Atrial fibrillation, or afib, is an irregular heartbeat that can lead to complications such as stroke and heart failure. It is typically treated with catheter ablation, which makes small scars in the heart tissue, making it unable to carry the arrhythmia. But current voltage-based mapping methods only allow for a limited view of the heart ahead of these procedures.
"Despite decades of procedural and technical advancement in the electrophysiology field, only about 50% of patients with persistent complex atrial arrhythmias treated with ablation therapy can expect to remain arrhythmia free at 12 months,” said Acutus Chief Technology Officer Graydon Beatty, in a statement.
Acutus’ AcQMap system monitors a patient’s arrhythmia in real time, providing a high-resolution, three-dimensional view of the heart chamber and its electrical activity. Its mapping algorithm is based on dipole density, or the localized source of electrical activity. These measurements are more accurate than voltage-based ones, which include not only the localized charge, but also the charge in the surrounding area.

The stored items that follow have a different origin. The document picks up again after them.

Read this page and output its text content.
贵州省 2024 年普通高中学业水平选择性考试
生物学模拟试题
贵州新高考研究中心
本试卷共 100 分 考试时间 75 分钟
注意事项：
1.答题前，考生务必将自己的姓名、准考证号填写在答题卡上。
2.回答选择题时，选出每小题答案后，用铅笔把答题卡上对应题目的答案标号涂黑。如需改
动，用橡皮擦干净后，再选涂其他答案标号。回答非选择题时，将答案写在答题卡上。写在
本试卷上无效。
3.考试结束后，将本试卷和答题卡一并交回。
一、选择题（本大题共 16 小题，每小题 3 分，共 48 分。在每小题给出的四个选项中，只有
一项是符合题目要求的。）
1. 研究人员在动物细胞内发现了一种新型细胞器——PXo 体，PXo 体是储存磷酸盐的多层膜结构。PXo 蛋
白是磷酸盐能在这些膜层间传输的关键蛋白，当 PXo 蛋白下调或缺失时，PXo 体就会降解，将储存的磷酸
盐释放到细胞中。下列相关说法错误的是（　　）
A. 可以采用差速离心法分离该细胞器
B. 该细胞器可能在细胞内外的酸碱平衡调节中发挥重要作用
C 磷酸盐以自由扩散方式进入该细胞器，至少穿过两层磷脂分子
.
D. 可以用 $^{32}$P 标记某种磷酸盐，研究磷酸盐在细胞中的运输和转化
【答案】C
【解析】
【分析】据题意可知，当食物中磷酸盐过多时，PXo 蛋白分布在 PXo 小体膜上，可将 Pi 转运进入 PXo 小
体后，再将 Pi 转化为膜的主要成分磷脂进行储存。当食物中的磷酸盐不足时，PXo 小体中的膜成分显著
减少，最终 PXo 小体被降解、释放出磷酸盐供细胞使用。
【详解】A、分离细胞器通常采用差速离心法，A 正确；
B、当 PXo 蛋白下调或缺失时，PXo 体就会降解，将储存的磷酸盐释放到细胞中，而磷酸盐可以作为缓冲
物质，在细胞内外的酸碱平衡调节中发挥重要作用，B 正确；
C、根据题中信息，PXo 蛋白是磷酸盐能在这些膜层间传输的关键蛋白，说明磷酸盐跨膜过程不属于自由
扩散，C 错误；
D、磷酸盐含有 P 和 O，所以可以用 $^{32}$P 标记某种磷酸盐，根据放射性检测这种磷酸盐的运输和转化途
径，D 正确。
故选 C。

"This clearance will allow electrophysiologists (EP's) in the United States access to a new technology that uses ultrasound to visualize cardiac anatomy and dipole density to map the pathway of every heartbeat,” said Steven McQuillan, Acutus Medical’s senior vice president of regulatory and clinical affairs, in the statement. “The System can also be used with existing commercially available cardiac ablation platforms."
2016 was a big year for Acutus—it raised $75 million in series C funding in March and received a CE mark for AcQMap in May. With the new FDA clearance, the company plans to roll the system out early next year.